Five things about Monday's federal election that reinforced Canada's power balance

Sep 21 2021, 1:53 pm

Liberal Leader Justin Trudeau’s pandemic election gamble paid off Monday as he delivered his party to power for the third time, though he fell short of a majority. Trudeau’s victory over his Conservative opponent, Erin O’Toole, was not large, but it was decisive. Trudeau  overcame a sputtering campaign start as he faced criticism about the need for a federal election during the fourth wave of the COVID-19 pandemic, one that came with a $600 million price tag.

Trudeau was on track to win the most seats and form a minority government in an election that essentially mirrored the result of the 2019 federal campaign. Here are five things about how Monday’s federal election reinforced the political power balance in Canada:

1. Trudeau-O’Toole showdown

The election became a showdown between Trudeau and O’Toole. Trudeau justified calling an election on Aug. 15, saying the country was at a pivotal moment in dealing with the pandemic, but O’Toole accused him of being a crass opportunist making a majority government power grab. The gains that Trudeau hoped for were diminished by criticism on that point and soaring COVID-19 case counts as the country entered a fourth wave of the pandemic. O’Toole surged in the early weeks of the 36-day campaign as he tacked sharply to the political centre, leaving the Liberals on the defensive. Trudeau pivoted to an attack on O’Toole’s positions on vaccine mandates and banning assault weapons, portraying his stance on both as being dangerously out of step with the majority of Canadians, especially urban voters.

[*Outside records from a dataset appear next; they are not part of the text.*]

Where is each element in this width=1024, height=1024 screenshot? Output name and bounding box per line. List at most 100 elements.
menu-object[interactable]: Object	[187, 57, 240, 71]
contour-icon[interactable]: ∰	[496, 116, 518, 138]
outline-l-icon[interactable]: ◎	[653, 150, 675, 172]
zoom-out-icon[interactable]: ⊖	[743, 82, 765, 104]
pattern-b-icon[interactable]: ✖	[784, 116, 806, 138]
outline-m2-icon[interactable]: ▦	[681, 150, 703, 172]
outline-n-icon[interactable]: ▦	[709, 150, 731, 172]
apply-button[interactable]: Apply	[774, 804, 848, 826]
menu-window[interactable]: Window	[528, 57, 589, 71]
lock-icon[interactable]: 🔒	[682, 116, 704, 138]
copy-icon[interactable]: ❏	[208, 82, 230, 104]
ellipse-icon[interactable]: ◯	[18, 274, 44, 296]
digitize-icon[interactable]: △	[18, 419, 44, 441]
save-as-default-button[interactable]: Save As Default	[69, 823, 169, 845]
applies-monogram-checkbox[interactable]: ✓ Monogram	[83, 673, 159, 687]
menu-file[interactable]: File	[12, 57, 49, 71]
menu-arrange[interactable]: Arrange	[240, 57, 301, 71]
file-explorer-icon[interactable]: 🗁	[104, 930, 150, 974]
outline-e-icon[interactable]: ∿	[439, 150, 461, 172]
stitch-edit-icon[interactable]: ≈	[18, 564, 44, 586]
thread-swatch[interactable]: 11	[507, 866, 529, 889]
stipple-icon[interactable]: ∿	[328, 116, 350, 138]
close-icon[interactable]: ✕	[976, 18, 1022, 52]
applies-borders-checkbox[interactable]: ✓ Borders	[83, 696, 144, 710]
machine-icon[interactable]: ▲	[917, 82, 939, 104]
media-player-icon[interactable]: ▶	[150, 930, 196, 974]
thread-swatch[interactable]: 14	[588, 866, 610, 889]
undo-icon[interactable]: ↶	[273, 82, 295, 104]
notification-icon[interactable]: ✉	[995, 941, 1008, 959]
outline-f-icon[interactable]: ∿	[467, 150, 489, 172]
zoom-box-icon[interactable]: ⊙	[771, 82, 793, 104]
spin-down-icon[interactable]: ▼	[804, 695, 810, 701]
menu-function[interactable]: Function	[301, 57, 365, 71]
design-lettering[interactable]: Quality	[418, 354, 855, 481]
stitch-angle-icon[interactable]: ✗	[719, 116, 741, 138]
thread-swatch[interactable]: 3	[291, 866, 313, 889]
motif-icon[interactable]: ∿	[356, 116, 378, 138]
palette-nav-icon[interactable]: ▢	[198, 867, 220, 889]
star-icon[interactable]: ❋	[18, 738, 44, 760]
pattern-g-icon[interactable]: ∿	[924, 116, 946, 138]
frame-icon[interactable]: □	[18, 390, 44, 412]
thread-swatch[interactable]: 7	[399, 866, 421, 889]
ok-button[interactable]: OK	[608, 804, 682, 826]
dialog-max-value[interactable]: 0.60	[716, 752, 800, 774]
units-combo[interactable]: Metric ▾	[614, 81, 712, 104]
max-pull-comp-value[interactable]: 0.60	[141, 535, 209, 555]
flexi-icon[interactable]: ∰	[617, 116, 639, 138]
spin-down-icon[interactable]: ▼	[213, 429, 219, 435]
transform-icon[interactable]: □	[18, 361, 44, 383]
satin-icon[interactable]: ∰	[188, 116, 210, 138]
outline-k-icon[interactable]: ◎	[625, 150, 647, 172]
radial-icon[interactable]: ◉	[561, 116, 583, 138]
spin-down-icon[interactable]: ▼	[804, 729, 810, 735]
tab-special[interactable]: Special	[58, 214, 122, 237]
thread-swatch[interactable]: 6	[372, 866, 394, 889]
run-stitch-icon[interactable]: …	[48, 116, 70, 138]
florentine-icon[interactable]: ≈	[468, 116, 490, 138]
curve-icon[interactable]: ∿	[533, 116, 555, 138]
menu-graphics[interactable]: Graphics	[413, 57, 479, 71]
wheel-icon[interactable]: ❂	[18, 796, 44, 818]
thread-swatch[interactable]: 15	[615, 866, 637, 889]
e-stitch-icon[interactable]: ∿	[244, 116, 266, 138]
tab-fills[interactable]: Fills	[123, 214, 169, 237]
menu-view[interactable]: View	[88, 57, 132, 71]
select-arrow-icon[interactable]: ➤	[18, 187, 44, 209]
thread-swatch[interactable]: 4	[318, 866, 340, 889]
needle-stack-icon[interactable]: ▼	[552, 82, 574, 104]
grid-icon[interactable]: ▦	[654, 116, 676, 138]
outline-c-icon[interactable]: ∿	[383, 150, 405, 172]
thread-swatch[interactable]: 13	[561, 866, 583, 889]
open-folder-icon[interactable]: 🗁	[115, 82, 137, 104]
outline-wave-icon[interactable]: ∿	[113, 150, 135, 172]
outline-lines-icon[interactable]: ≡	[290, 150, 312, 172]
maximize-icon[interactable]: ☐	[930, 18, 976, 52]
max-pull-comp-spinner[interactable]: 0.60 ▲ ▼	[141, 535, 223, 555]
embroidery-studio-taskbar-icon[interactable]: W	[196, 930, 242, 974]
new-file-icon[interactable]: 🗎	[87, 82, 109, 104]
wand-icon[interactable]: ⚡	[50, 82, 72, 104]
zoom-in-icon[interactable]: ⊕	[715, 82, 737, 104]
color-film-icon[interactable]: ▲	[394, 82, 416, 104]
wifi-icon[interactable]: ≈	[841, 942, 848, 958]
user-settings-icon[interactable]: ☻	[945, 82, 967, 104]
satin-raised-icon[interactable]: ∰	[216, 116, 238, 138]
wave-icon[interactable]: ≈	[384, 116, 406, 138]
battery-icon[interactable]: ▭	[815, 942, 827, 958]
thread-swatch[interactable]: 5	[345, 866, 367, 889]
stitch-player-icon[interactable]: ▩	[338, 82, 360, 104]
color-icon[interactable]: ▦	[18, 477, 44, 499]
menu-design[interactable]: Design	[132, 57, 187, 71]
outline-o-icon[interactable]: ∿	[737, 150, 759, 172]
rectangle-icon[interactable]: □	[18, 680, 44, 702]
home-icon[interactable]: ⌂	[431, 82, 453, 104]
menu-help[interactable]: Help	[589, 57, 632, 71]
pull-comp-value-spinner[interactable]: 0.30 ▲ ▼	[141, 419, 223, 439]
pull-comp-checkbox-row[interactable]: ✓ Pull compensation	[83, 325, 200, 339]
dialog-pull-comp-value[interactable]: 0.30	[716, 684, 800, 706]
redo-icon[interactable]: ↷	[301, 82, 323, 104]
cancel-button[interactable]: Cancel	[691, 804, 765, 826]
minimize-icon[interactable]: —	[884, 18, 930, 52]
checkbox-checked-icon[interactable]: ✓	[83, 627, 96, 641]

2. The 905 and Fortress Montreal carry the Liberals

Trudeau’s painting of O’Toole being soft on guns and vaccines appeared to resonate in the country’s two largest and most vote-populous metropolitan areas. The Liberals swept Ontario’s key battleground, and arguably Canada’s, the 905 belt of the suburban communities around Toronto. And it held the urban ridings around Montreal. The early results from Ontario showed the Liberals leading with about 38 per cent of the votes. Their lead in the popular vote was only a few points more than the Conservatives but it was enough to deliver the dozens of ridings needed to claim power. It was a virtual repeat of how the Liberals managed to cling to a minority in the 2019 federal campaign.

3. Postal power

Pre-election voting became a thing in this federal election because of the COVID-19 factor. Elections Canada said nearly 6.8 million out of 30 million eligible voters took the opportunity to vote early, either through special ballots sent in by mail, or at advance polls. For those who voted early, the scenes of long line ups in the darkness after polls officially closed on Monday night, their decision also marked smart planning. Elections Canada said they did not expect the final result of the election to be counted until Wednesday. Canadians became acquainted with the phenomenon of early voting when they watched the prolonged outcome of the 2020 U.S. presidential election during which the incumbent, Donald Trump, falsely vilified the pre-election voting practice. Canadians, conversely, gravitated to the new electoral alternative as an understandable and perfectly legal option in the time of COVID-19.

4. Vanquished Greens

In the final days of the campaign, Trudeau made a bold appeal to so-called progressive voters that may have been inclined to back the New Democrats or Greens, urging them to vote Liberal. Trudeau framed the choice for left-leaning voters in the starkest of terms: he argued if they didn’t support the Liberals they would be setting the stage for a new Conservative government to take power. This appeal appears to have hit the Green party, already riven by infighting, especially hard. The party was reduced to two per cent of the popular vote and Green Leader Annamie Paul failed to win a seat in the House of Commons as she finished a distant fourth in her Toronto riding. For Paul, it marked a final humiliation after she was forced to confront a pre-election party revolt.

5. The Max Factor

Maxime Bernier’s People’s Party of Canada did not come close to winning a seat, and that included the leader himself who was once again defeated in Beauce, the Quebec City area riding that he had a firm grip on when he was a Conservative party cabinet minister. But Monday proved to be Bernier’s most influential night since forming the new populist party, it managed to split votes from the Conservatives in a number of key ridings, depriving O’Toole and his team of some essential seat victories in Ontario and elsewhere. Three days before the election, O’Toole warned right-of-centre voters that if they were thinking of voting for “smaller parties,” they would be voting for Trudeau. It turned out that O’Toole was right.